Méditerranée - Le test de l’Europe en Afrique du Nord

La réaction de l’Europe face aux révolutions historiques en Afrique du nord a vacillé entre euphorie et crainte. L’instinct naturel à célébrer et à soutenir la démocratisation à travers la Méditerranée fut tempéré par des inquiétudes sur l’éventualité d’une propagation de la crise sur les côtes européennes.

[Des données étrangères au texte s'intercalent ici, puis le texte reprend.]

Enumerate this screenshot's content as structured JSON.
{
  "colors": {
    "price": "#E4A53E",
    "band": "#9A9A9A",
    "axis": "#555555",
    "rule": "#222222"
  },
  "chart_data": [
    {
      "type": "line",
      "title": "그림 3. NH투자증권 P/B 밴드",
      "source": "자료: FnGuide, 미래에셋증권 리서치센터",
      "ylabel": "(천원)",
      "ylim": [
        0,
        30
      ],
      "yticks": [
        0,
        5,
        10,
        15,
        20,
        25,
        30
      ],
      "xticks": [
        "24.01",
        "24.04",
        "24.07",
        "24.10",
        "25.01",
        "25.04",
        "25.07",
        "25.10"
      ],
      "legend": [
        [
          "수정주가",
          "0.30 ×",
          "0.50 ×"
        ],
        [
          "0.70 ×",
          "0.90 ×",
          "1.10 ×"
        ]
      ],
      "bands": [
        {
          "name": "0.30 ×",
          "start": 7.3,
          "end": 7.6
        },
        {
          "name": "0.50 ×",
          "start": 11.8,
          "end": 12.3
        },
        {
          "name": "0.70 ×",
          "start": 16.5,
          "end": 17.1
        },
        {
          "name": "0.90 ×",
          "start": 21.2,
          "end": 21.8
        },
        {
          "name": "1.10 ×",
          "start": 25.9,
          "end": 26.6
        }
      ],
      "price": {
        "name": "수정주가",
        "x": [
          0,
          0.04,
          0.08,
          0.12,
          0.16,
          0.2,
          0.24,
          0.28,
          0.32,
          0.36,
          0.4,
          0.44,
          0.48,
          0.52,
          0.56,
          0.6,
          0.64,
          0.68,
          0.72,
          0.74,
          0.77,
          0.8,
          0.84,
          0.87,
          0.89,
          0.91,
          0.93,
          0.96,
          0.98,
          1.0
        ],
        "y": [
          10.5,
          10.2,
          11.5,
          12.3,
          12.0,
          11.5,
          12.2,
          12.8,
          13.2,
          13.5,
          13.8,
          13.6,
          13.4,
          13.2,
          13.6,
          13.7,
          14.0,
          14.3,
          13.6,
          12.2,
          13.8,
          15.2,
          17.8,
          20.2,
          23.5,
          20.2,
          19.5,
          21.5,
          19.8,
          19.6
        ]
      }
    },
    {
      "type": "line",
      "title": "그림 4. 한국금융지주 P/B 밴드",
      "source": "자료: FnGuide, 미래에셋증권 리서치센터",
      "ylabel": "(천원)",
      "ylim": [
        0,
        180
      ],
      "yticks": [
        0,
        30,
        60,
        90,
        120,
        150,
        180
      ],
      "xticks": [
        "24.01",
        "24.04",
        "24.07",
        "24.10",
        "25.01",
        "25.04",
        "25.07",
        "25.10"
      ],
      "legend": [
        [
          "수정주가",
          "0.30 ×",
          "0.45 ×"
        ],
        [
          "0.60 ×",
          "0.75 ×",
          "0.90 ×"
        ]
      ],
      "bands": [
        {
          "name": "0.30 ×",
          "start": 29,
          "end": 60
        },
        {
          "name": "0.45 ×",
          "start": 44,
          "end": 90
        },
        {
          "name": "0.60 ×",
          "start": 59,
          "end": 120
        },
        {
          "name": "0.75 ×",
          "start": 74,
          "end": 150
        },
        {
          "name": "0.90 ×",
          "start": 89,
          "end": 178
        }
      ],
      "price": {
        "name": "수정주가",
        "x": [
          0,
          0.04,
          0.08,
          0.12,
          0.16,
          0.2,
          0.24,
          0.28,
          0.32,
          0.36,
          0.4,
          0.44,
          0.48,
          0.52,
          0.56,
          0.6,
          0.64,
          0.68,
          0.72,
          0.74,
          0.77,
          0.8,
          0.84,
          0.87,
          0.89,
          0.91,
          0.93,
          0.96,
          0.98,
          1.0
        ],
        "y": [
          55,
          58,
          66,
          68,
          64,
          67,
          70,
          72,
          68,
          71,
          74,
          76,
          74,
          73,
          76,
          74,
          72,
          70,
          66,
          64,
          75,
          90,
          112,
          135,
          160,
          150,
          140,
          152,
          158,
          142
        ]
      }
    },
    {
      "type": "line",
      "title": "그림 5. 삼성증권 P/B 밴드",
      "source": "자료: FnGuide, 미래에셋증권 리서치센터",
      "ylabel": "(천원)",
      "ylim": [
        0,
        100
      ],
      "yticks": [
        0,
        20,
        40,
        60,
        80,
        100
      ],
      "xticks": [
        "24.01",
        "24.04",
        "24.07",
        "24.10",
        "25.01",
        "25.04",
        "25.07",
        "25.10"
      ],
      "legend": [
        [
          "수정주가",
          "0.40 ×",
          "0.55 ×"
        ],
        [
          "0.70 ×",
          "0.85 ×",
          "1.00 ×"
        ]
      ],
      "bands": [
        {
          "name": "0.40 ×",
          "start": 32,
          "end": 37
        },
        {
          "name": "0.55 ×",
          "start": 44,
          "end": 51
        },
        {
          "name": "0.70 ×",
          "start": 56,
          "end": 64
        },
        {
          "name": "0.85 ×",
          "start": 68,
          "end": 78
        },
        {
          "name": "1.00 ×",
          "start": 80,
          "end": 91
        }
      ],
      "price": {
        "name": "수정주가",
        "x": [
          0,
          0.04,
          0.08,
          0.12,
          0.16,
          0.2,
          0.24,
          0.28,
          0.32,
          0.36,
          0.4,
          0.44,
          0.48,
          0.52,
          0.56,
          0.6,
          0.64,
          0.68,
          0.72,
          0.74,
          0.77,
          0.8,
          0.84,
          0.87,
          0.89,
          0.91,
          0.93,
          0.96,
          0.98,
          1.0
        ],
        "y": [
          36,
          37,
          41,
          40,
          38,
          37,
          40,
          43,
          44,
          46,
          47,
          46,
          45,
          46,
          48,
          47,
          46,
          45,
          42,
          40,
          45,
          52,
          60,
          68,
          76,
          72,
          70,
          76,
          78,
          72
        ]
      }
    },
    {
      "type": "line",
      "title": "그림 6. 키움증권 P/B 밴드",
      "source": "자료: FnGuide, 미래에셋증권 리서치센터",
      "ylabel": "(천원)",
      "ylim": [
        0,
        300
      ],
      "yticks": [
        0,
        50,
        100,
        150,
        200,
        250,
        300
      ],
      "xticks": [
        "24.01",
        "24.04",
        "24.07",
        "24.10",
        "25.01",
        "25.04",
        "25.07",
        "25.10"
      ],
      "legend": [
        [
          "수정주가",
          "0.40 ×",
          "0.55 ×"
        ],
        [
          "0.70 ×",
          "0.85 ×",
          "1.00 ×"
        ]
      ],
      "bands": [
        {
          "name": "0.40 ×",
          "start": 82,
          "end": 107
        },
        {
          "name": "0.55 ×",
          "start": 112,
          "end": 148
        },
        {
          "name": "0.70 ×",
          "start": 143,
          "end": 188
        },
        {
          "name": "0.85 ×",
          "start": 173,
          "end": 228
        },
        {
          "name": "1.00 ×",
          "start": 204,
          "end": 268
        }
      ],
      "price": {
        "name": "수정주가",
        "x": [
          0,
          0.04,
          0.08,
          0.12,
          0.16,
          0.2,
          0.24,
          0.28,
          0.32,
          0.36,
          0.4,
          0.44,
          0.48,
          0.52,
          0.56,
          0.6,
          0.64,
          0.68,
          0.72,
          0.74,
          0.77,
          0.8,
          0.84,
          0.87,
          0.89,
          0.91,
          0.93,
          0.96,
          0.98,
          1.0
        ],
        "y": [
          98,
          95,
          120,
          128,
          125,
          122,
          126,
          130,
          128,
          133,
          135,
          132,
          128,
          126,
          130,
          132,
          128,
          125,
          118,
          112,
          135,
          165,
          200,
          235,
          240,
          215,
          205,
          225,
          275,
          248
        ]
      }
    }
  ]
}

Quelques dirigeants ont évoqué un type de Plan Marshall post-seconde guerre mondiale comme modèle pour une assistance européenne au développement à grande échelle pour la région dont l’objectif serait d’assurer la viabilité de l’évolution démocratique et de générer des bénéfices politiques et économiques à long terme pour l’Europe. Mais plus généralement, la réaction a été bien plus craintive : la presse et les hommes politiques partout dans l’Union Européenne sont obsédés par la menace de vagues de migrants à leurs frontières.
Une telle menace ne devrait pas être prise à la légère. La controverse autour des migrants tunisiens en Italie fragilise déjà les fondations politiques de la libre circulation autorisée par la zone Schengen ; tandis que la guerre en Libye pourrait entraîner le départ de milliers de civils supplémentaires fuyant la violence et recherchant une protection internationale.
Jusqu’à présent, près de 400 000 personnes se sont amassés dans les camps de réfugiés en Tunisie et en Égypte et l’on estime à 20 000 le nombre de ceux qui auraient atteint les côtes italiennes. Gérer l’arrivée en masse de demandeurs d’asile va obliger l’Europe à renforcer sa capacité à offrir une protection temporaire – et même à revoir le fonctionnement de son système d’asile dans sa globalité. Le fait que l’Union ait travaillé dans le sens d’une approche commune à la sécurité des frontières, surtout avec le renforcement de l’agence de surveillance des frontières Frontex, sera ici d’une grande aide.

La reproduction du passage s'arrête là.